Peace Corps, they say, teaches you to be flexible. Always. Be flexible when things come up last minute and you have to catch the bus RIGHT NOW to the city to meet with someone Very Important. Be flexible when that Very Important Person has other Important things to do all day and so you’re left kicking your heels waiting instead of doing all the things you had planned. Be flexible when you organize meetings and no one shows up. Be flexible when fifteen more people than planned show up and you don’t have food for them all. Be flexible especially when you’re traveling, for when the buses don’t come or leave early or sit and wait for three hours because the driver refuses to leave until all the seats are full. Be flexible when there are approximately 2893492326 people on the bus you’re trying to get on, and 953 more people try to board in front of you... and all of them are in your way when you're trying to get off Be flexible when you’re standing on that same bus clutching onto whatever you can reach to stay upright in your six square inches of space while the cobrador squeezes by you collecting fares and the bus tears around corners as it climbs into the mountains.

Be flexible enough to stop and breathe when the rain is coming as the sun sets and brings a double rainbow with it. Be flexible enough to actually enjoy the company of nine little kids all wanting to hang out with you and look at all your things. Be flexible enough to know when you can’t be flexible at all.

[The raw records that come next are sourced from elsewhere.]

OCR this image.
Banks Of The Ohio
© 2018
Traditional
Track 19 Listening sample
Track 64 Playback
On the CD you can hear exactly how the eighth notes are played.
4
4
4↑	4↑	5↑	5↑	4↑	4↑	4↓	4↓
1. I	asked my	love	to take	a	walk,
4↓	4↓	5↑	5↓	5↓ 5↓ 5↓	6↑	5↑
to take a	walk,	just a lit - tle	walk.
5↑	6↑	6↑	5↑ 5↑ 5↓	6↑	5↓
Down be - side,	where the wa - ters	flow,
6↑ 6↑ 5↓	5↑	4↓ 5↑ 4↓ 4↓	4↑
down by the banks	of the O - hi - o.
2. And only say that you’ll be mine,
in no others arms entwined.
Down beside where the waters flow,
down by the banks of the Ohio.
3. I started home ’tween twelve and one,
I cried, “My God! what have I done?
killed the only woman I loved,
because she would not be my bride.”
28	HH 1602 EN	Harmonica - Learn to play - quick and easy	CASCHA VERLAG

Also, I am learning, be flexible in terms of your future career! Who says what you have planned is actually your true vocation? In the interests of exploring all possible options, I have been testing out possibilities in my free time. I would make a terrible washerwoman (I always get sand in all my pockets when I wash things in the river), but I’ve found a few other choices to consider:

I would make a passable manicurist...



...a middling sort of chef...



...a pretty decent poster-drawer (with some help)...



...and a hilarious dancer...



...But for the moment, at least, I guess cosmetology school and So You Think You Can Dance stardom can wait until after I’m finished being a volunteer.